第1の事件
目撃者盛田清作の証言は、
「公園を通りかかったところ、男が女性を包丁で脅しながら性的暴行を加えようと襲いかかっていた。しかし女性に反撃され、その弾みで誤って自分の腹部に包丁を刺して死亡した。女性は走って逃げて行ってしまった。」
というものだった。
主人公は死亡した安槻大学生曽根崎洋(ひろし)の大学の先輩で、事件の直前まで一緒に飲食しており、その際曽根崎は包丁など所持していなかったし、公園は曽根崎のアパートとは反対の方角であり腑に落ちないことばかりだった。また、女性が現場からいなくなり身元不明であることも解せなかった。
第2の事件
第1の事件から5日後。
高校生鯉登(こいと)あかりが自宅で殺害され、彼女のすぐ脇に巡回中の明瀬(みょうせ)巡査の死体があった。両名とも頭を鈍器で殴られ、絞殺されていた。死亡推定時刻は、鯉登あかりが殺害されてから4時間後に明瀬巡査が殺害されていることが判明した。鯉登あかりは妊娠3か月であった。
鯉登あかりは「身代わり」という自伝的小説を書いており、友人の図書館司書芳谷朔美(はがやさくみ)と鯉登あかり、そして芳谷朔美の婚約者との三角関係を書いていた。芳谷朔美は、鯉登あかりのお腹の子は芳谷朔美の婚約者との間にできた子どもではないかと思い、小説の内容に対して不満を持ち鯉登あかりとのトラブルがあった。
盛田清作の証言
主人公は、曽根崎洋が包丁を持っていたということが納得いかず、再度目撃者盛田清作に話を聴いたところ、
私は毎日仕事帰りの午前零時頃、公園でタバコを一服してから自宅に帰っている。男に襲われていた女性は、いつも私がタバコを吸っている時、公園で毎日ジョギングしている女性のようだった。私の妻は、私がタバコを家の中で吸わないよう要請していたが、先日私が家の中でタバコを吸ったところ私を怒鳴ったので一発妻を殴ってしまい、それ以来2か月間口をきいていない。
と証言した。
主人公は、包丁を持っていたのは曽根崎洋でなく女性だったのではないかと思った。そして女性は盛田清作を狙っていて、誤って曽根崎洋を襲ったのではないか、と推理した。

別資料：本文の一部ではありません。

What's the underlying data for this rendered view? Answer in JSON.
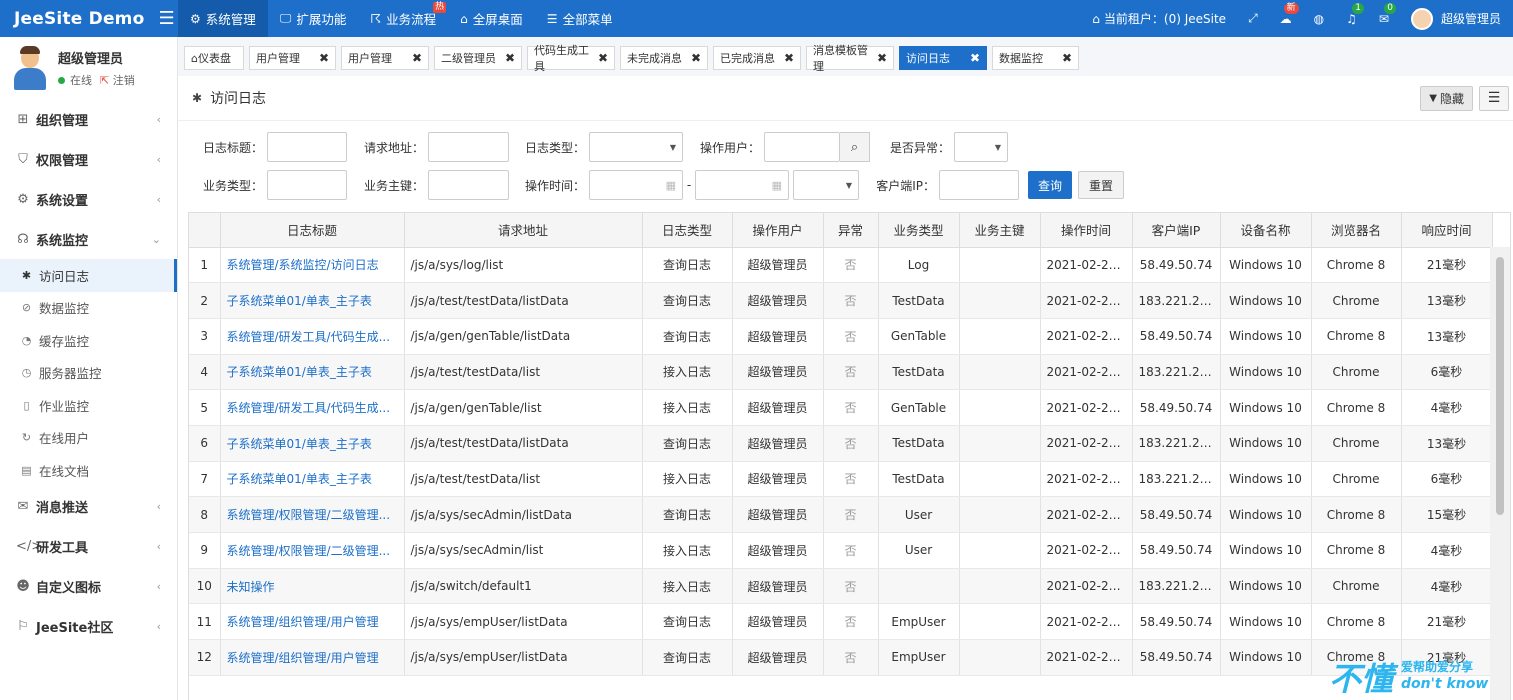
{
  "brand": {
    "name": "JeeSite Demo"
  },
  "topnav": [
    {
      "label": "系统管理",
      "icon": "gear-icon",
      "glyph": "⚙",
      "active": true
    },
    {
      "label": "扩展功能",
      "icon": "monitor-icon",
      "glyph": "🖵",
      "active": false
    },
    {
      "label": "业务流程",
      "icon": "flow-icon",
      "glyph": "☈",
      "active": false,
      "badge": "热"
    },
    {
      "label": "全屏桌面",
      "icon": "home-icon",
      "glyph": "⌂",
      "active": false
    },
    {
      "label": "全部菜单",
      "icon": "list-icon",
      "glyph": "☰",
      "active": false
    }
  ],
  "topright": {
    "tenant_label": "当前租户：(0) JeeSite",
    "new_badge": "新",
    "notify_count": "1",
    "mail_count": "0",
    "username": "超级管理员"
  },
  "user_panel": {
    "name": "超级管理员",
    "status": "在线",
    "logout": "注销"
  },
  "sidebar": {
    "groups_top": [
      {
        "label": "组织管理",
        "icon": "grid-icon",
        "glyph": "⊞"
      },
      {
        "label": "权限管理",
        "icon": "shield-icon",
        "glyph": "⛉"
      },
      {
        "label": "系统设置",
        "icon": "gear-icon",
        "glyph": "⚙"
      }
    ],
    "monitor_group": {
      "label": "系统监控",
      "icon": "bug-icon",
      "glyph": "☊"
    },
    "monitor_items": [
      {
        "label": "访问日志",
        "icon": "bug-icon",
        "glyph": "✱",
        "active": true
      },
      {
        "label": "数据监控",
        "icon": "ban-icon",
        "glyph": "⊘",
        "active": false
      },
      {
        "label": "缓存监控",
        "icon": "dashboard-icon",
        "glyph": "◔",
        "active": false
      },
      {
        "label": "服务器监控",
        "icon": "speedometer-icon",
        "glyph": "◷",
        "active": false
      },
      {
        "label": "作业监控",
        "icon": "phone-icon",
        "glyph": "▯",
        "active": false
      },
      {
        "label": "在线用户",
        "icon": "refresh-icon",
        "glyph": "↻",
        "active": false
      },
      {
        "label": "在线文档",
        "icon": "book-icon",
        "glyph": "▤",
        "active": false
      }
    ],
    "groups_bottom": [
      {
        "label": "消息推送",
        "icon": "message-icon",
        "glyph": "✉"
      },
      {
        "label": "研发工具",
        "icon": "code-icon",
        "glyph": "</>"
      },
      {
        "label": "自定义图标",
        "icon": "custom-icon",
        "glyph": "☻"
      },
      {
        "label": "JeeSite社区",
        "icon": "community-icon",
        "glyph": "⚐"
      }
    ]
  },
  "tabs": [
    {
      "label": "仪表盘",
      "home": true,
      "active": false
    },
    {
      "label": "用户管理",
      "active": false
    },
    {
      "label": "用户管理",
      "active": false
    },
    {
      "label": "二级管理员",
      "active": false
    },
    {
      "label": "代码生成工具",
      "active": false
    },
    {
      "label": "未完成消息",
      "active": false
    },
    {
      "label": "已完成消息",
      "active": false
    },
    {
      "label": "消息模板管理",
      "active": false
    },
    {
      "label": "访问日志",
      "active": true
    },
    {
      "label": "数据监控",
      "active": false
    }
  ],
  "page": {
    "title": "访问日志",
    "hide_label": "隐藏"
  },
  "filters": {
    "log_title": "日志标题：",
    "request_url": "请求地址：",
    "log_type": "日志类型：",
    "operator": "操作用户：",
    "is_exception": "是否异常：",
    "biz_type": "业务类型：",
    "biz_key": "业务主键：",
    "op_time": "操作时间：",
    "date_sep": "-",
    "client_ip": "客户端IP：",
    "query_btn": "查询",
    "reset_btn": "重置"
  },
  "table": {
    "columns": [
      "",
      "日志标题",
      "请求地址",
      "日志类型",
      "操作用户",
      "异常",
      "业务类型",
      "业务主键",
      "操作时间",
      "客户端IP",
      "设备名称",
      "浏览器名",
      "响应时间"
    ],
    "rows": [
      [
        "1",
        "系统管理/系统监控/访问日志",
        "/js/a/sys/log/list",
        "查询日志",
        "超级管理员",
        "否",
        "Log",
        "",
        "2021-02-23 ...",
        "58.49.50.74",
        "Windows 10",
        "Chrome 8",
        "21毫秒"
      ],
      [
        "2",
        "子系统菜单01/单表_主子表",
        "/js/a/test/testData/listData",
        "查询日志",
        "超级管理员",
        "否",
        "TestData",
        "",
        "2021-02-23 ...",
        "183.221.21.70",
        "Windows 10",
        "Chrome",
        "13毫秒"
      ],
      [
        "3",
        "系统管理/研发工具/代码生成...",
        "/js/a/gen/genTable/listData",
        "查询日志",
        "超级管理员",
        "否",
        "GenTable",
        "",
        "2021-02-23 ...",
        "58.49.50.74",
        "Windows 10",
        "Chrome 8",
        "13毫秒"
      ],
      [
        "4",
        "子系统菜单01/单表_主子表",
        "/js/a/test/testData/list",
        "接入日志",
        "超级管理员",
        "否",
        "TestData",
        "",
        "2021-02-23 ...",
        "183.221.21.70",
        "Windows 10",
        "Chrome",
        "6毫秒"
      ],
      [
        "5",
        "系统管理/研发工具/代码生成...",
        "/js/a/gen/genTable/list",
        "接入日志",
        "超级管理员",
        "否",
        "GenTable",
        "",
        "2021-02-23 ...",
        "58.49.50.74",
        "Windows 10",
        "Chrome 8",
        "4毫秒"
      ],
      [
        "6",
        "子系统菜单01/单表_主子表",
        "/js/a/test/testData/listData",
        "查询日志",
        "超级管理员",
        "否",
        "TestData",
        "",
        "2021-02-23 ...",
        "183.221.21.70",
        "Windows 10",
        "Chrome",
        "13毫秒"
      ],
      [
        "7",
        "子系统菜单01/单表_主子表",
        "/js/a/test/testData/list",
        "接入日志",
        "超级管理员",
        "否",
        "TestData",
        "",
        "2021-02-23 ...",
        "183.221.21.70",
        "Windows 10",
        "Chrome",
        "6毫秒"
      ],
      [
        "8",
        "系统管理/权限管理/二级管理...",
        "/js/a/sys/secAdmin/listData",
        "查询日志",
        "超级管理员",
        "否",
        "User",
        "",
        "2021-02-23 ...",
        "58.49.50.74",
        "Windows 10",
        "Chrome 8",
        "15毫秒"
      ],
      [
        "9",
        "系统管理/权限管理/二级管理...",
        "/js/a/sys/secAdmin/list",
        "接入日志",
        "超级管理员",
        "否",
        "User",
        "",
        "2021-02-23 ...",
        "58.49.50.74",
        "Windows 10",
        "Chrome 8",
        "4毫秒"
      ],
      [
        "10",
        "未知操作",
        "/js/a/switch/default1",
        "接入日志",
        "超级管理员",
        "否",
        "",
        "",
        "2021-02-23 ...",
        "183.221.21.70",
        "Windows 10",
        "Chrome",
        "4毫秒"
      ],
      [
        "11",
        "系统管理/组织管理/用户管理",
        "/js/a/sys/empUser/listData",
        "查询日志",
        "超级管理员",
        "否",
        "EmpUser",
        "",
        "2021-02-23 ...",
        "58.49.50.74",
        "Windows 10",
        "Chrome 8",
        "21毫秒"
      ],
      [
        "12",
        "系统管理/组织管理/用户管理",
        "/js/a/sys/empUser/listData",
        "查询日志",
        "超级管理员",
        "否",
        "EmpUser",
        "",
        "2021-02-23 ...",
        "58.49.50.74",
        "Windows 10",
        "Chrome 8",
        "21毫秒"
      ]
    ]
  },
  "watermark": {
    "big": "不懂",
    "top": "爱帮助爱分享",
    "bottom": "don't know"
  }
}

盛田清作の妻には公園の事件当日、友人の家に一泊で遊びに行っていてアリバイがあった。
芳谷朔美のアリバイ
警察は鯉登あかりの殺害と明瀬巡査の殺害の関係に苦慮していた。なぜ4時間の間隔をあけて殺害したのか。鯉登あかりがターゲットなのか、明瀬巡査がターゲットなのか判明しなかった。明瀬巡査がターゲットだとすれば、鯉登あかりの家に巡回に来る予定はランダムであり誰にも予想できるものでなく、鯉登あかりがターゲットとするのが順当だと思われた。
警察は、小説「身代わり」を巡ってトラブルとなっていた芳谷朔美の身辺捜査をしていたが、鯉登あかり殺害の当日は芳谷朔美と芳谷朔美の婚約者は外国に婚前旅行をしており、完璧なアリバイがあった。
第3の事件
捜査が暗礁に乗り上げていたところ、神社の境内で芳谷朔美の他殺死体が発見され、頭部を鈍器のようなもので殴打されて殺害されていた。死体のそばのブナの木には丑の刻参りのような釘に止められたハンカチがかかっていた。
主人公の推理
主人公は、曽根崎洋が盛田清作と間違えられて女性に包丁で襲われた、との確信を持ち、公園からいなくなった女性が誰か思案していた。盛田清作の妻には完全なアリバイがあり、ほかの女性である。
鯉登あかりの殺害は、小説で自身のプライバシーを暴露され、また婚約者の子どもを身籠っている可能性がある鯉登あかりを恨む芳谷朔美を疑っていたが、芳谷朔美には外国旅行していた鉄壁のアリバイがあった。
ここで主人公は、盛田清作の妻と芳谷朔美のアリバイを覆すヒントが閃いた。